Pasal 378 KUHP berbunyi:
Barangsiapa dengan maksud untuk menguntungkan diri sendiri atau orang lain secara melawan hukum dengan menggunakan nama palsu atau martabat (hoedaningheid) palsu; dengan tipu muslihat, ataupun rangkaian kebohongan, menggerakkan orang lain untuk menyerahkan barang sesuatu kepadanya, atau supaya memberi utang maupun menghapuskan piutang, diancam, karena penipuan, dengan pidana penjara paling lama empat tahun.
Begitu pula, dalam aturan pidana lainnya semacam tindak pidana yang diatur dalam Pasal 14 UU No.1 Tahun 1946 yang didalam rumusannya juga menyinggung soal "kebohongan". Tak dapat dipungkiri, ketentuan pidana dalam pasal 14 UU No.1 Tahun 1946 tersebut memang sering digunakan oleh pelapor atau polisi buat menjerat "pelaku kebohongan" tadi. Dan sepertinya hal ini sudah menjadi menjadi "tren" di mana masyarakat gemar melaporkan suatu ucapan atau tulisan orang lain yang tidak ia sukai (terutama lawan politiknya) dengan bermodalkan pasal pidana tadi dan bahkan sepertinya "pasal kebohongan" ini juga sering digunakan oleh oknum penguasa untuk menjerat lawan politik yang tidak senanginya.

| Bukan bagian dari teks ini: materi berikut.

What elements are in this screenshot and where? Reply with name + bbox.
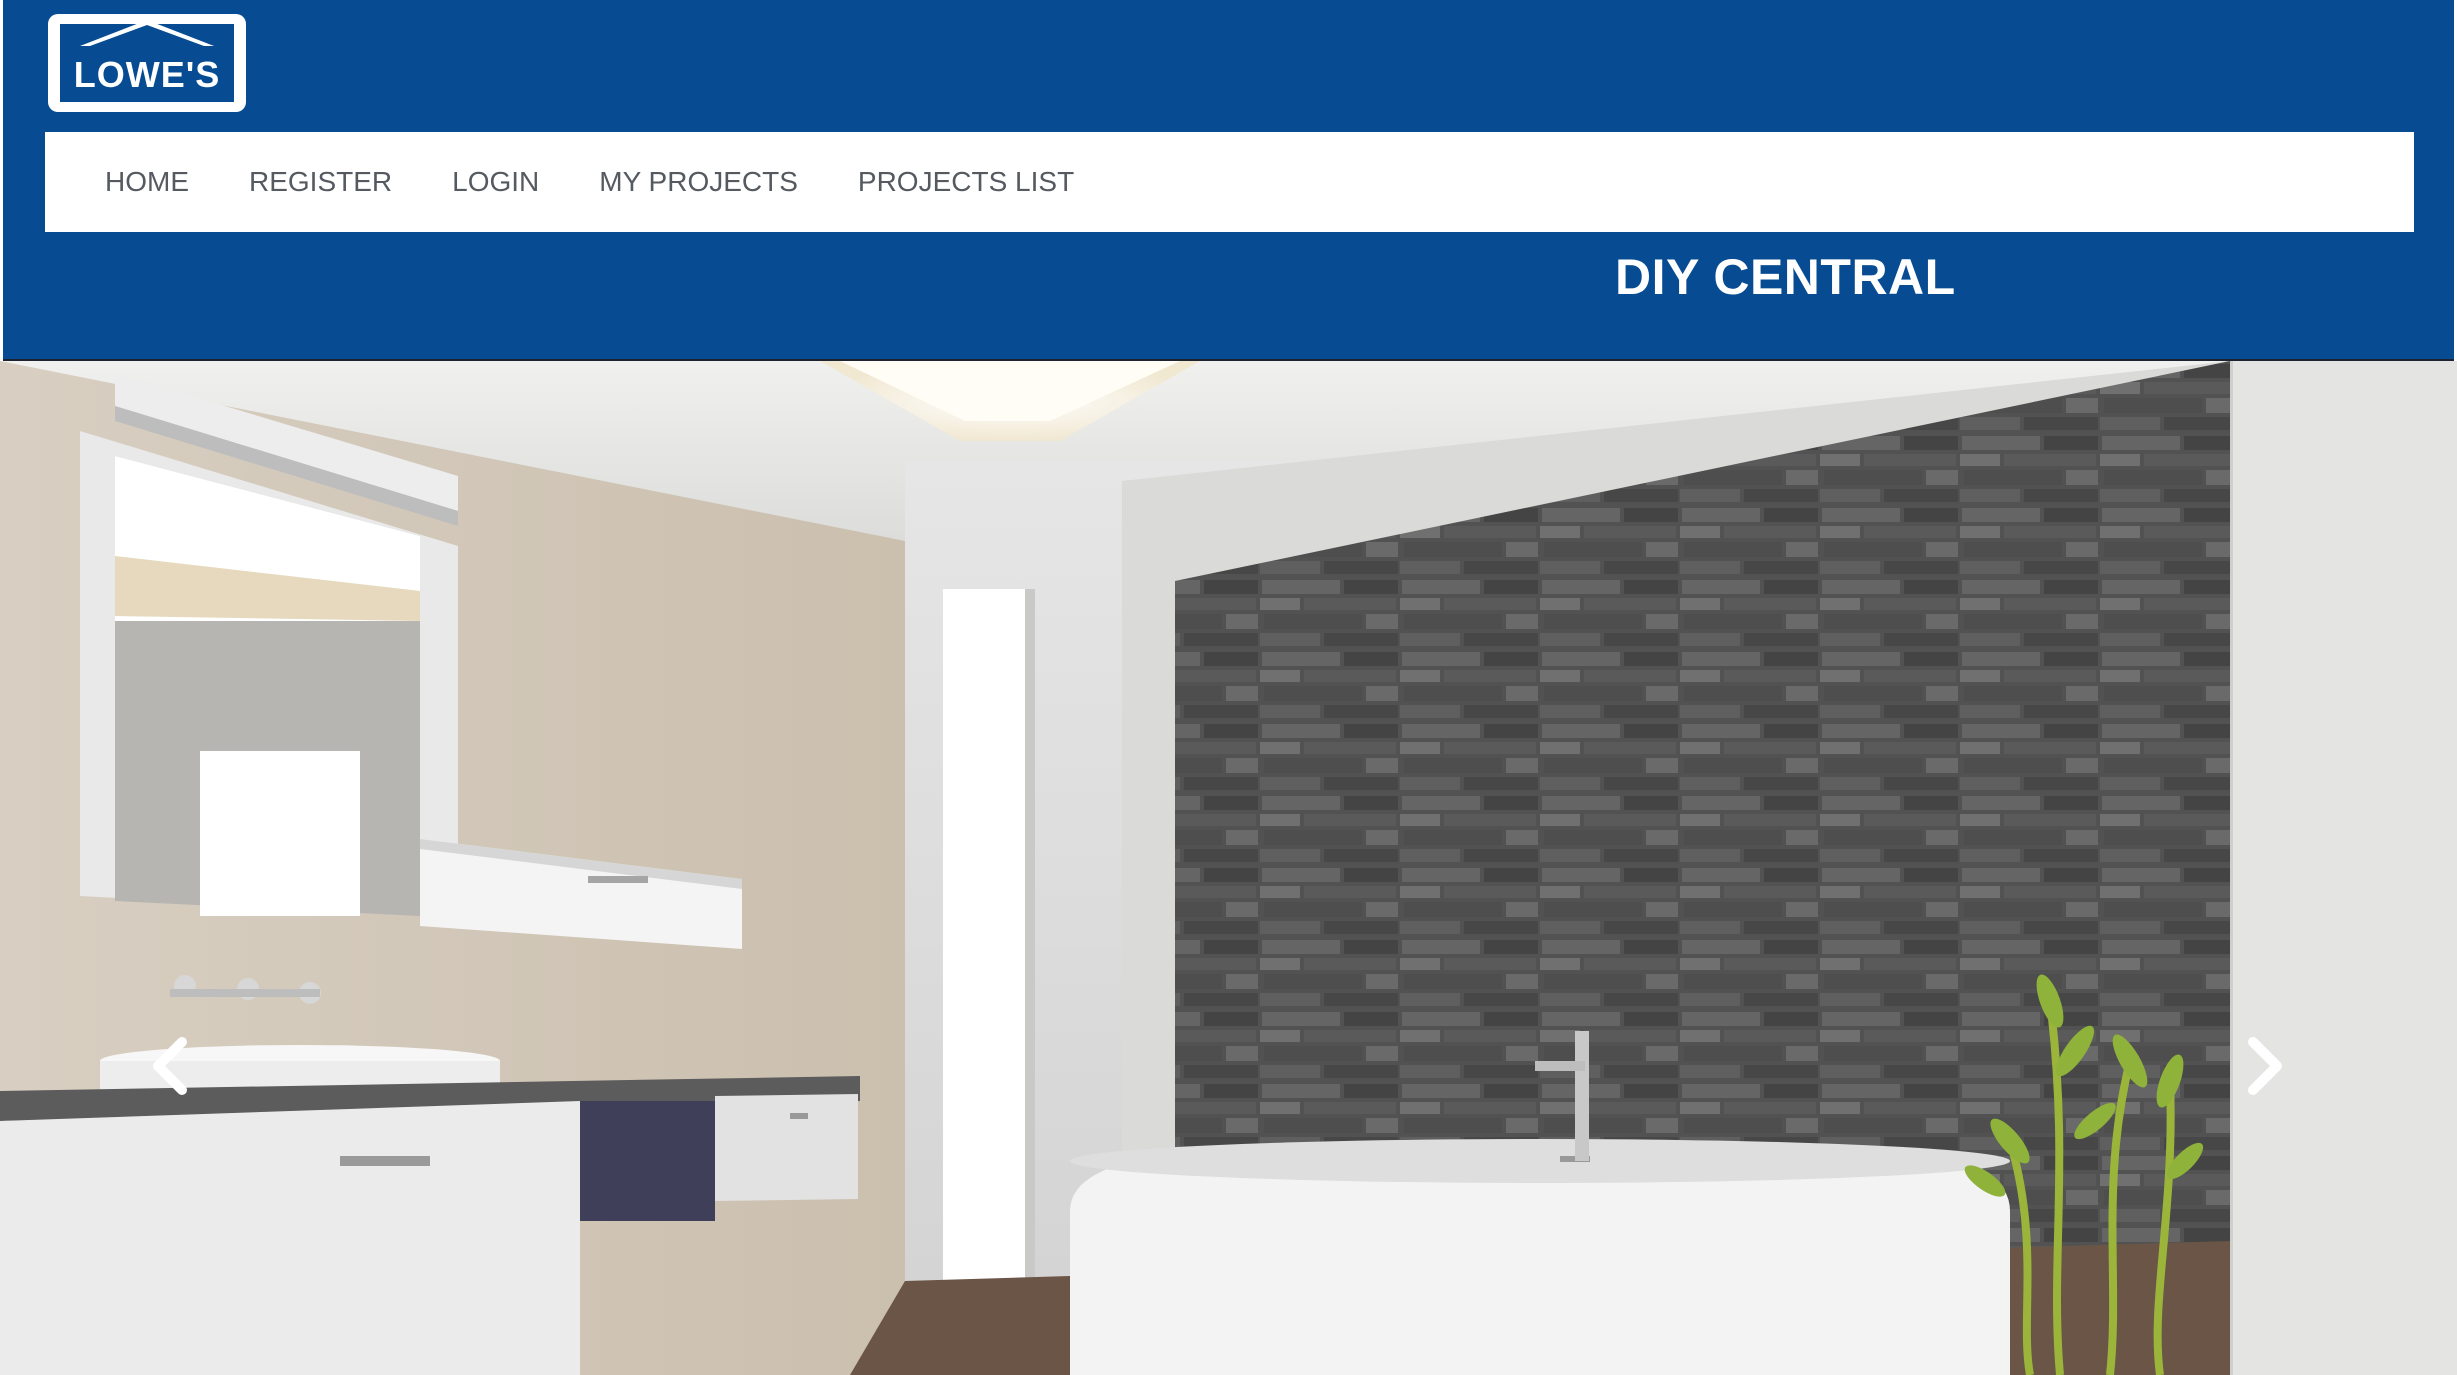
main-nav: HOME REGISTER LOGIN MY PROJECTS PROJECTS…: [45, 132, 2414, 232]
site-header: LOWE'S HOME REGISTER LOGIN MY PROJECTS P…: [3, 0, 2454, 361]
hero-carousel: [0, 361, 2457, 1375]
carousel-prev-button[interactable]: [150, 1036, 210, 1116]
nav-item-projects-list[interactable]: PROJECTS LIST: [858, 166, 1074, 198]
nav-item-login[interactable]: LOGIN: [452, 166, 539, 198]
page: LOWE'S HOME REGISTER LOGIN MY PROJECTS P…: [0, 0, 2457, 1375]
logo-roof-icon: [80, 20, 214, 46]
nav-item-home[interactable]: HOME: [105, 166, 189, 198]
nav-item-my-projects[interactable]: MY PROJECTS: [599, 166, 798, 198]
lowes-logo[interactable]: LOWE'S: [48, 14, 246, 112]
site-title: DIY CENTRAL: [1615, 249, 1956, 305]
nav-item-register[interactable]: REGISTER: [249, 166, 392, 198]
carousel-slide-image: [0, 361, 2457, 1375]
chevron-left-icon: [153, 1037, 187, 1095]
chevron-right-icon: [2248, 1037, 2282, 1095]
carousel-next-button[interactable]: [2245, 1036, 2305, 1116]
logo-text: LOWE'S: [73, 54, 221, 95]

Pasal 14 UU No.1 Tahun 1946 berbunyi:
Ayat (1): Barang siapa, dengan menyiarkan berita atau pemberitahuan bohong, dengan sengaja menerbitkan keonaran dikalangan rakyat, dihukum dengan hukuman penjara setinggi-tingginya sepuluh tahun.
Ayat (2): Barang siapa menyiarkan suatu berita atau mengeluarkan pemberitahuan, yang dapat menerbitkan keonaran dikalangan rakyat, sedangkan ia patut dapat menyangka bahwa berita atau pemberitahuan itu adalah bohong, dihukum dengan penjara setinggi-tingginya tiga tahun.
Coba perhatikan bunyi pasal 14 di atas. Baik pada ayat (1) maupun ayat (2) memuat unsur akibat berupa "menerbitkan keonaran". Maksudnya, sekiranya ada kebohongan, maka kebohongan itu telah mengakibatkan timbulnya keonaran atau setidak-tidaknya dapat menimbulkan keonaran. Begitulah syarat peristiwa lanjutan terkait kebohongan tadi yang dikehendaki oleh pasal 14 UU No.1 Tahun 1946 tadi. Jadi tak cukup hanya sebatas peristiwa kebohongan atau perbuatan bohong saja untuk dapat terjadinya tindak pidana tadi.
KASUS MIMPI HAIKAL HASAN
Dalam kasus Ustadz Haikal Hasan yang kabarnya dilaporkan ke polisi berdasarkan ketentuan pidana antara lain Pasal 14 UU No.1 Tahun 1946 atas tuduhan telah melakukan kebohongan terkait mimpinya bertemu Rasulullah yang diceritakannya di depan khalayak saat penguburan 6 jenazah anggota FPI, maka syarat terpenuhinya unsur terjadinya peristiwa terbit atau timbulnya "keonaran" sebagai akibat dari kebohongan itu mestilah berlaku pula.
Bahwa terlepas dari perdebatan apakah beliau berbohong atau tidak (tentang mimpinya itu), satu hal utama dan penting yang mesti dibuktikan dalam laporan polisi terkait kasus ini adalah persoalan apakah dari sebab cerita mimpinya (yang dianggap bohong oleh si pelapor) itu telah menimbulkan keonaran atau setidak-tidaknya dapat menimbulkan keonaran sebagaimana ketentuan yang telah dirumuskan dalam Pasal 14 UU No.1 Tahun 1946 tadi ?
Apakah benar dari sebab cerita mimpinya Haikal Hasan tadi telah menimbulkan keonaran, maka pembuktian akan hal ini tidak serta merta bisa dilakukan hanya dengan didasari oleh alasan subjektif si pelapor. Sekedar dilandasi oleh analogi (penyamaan peristiwa), asumsi (anggapan/perkiraan) atau rasa khawatir diri si pelapor belaka, hukum pidana tidak boleh diterapkan secara demikian.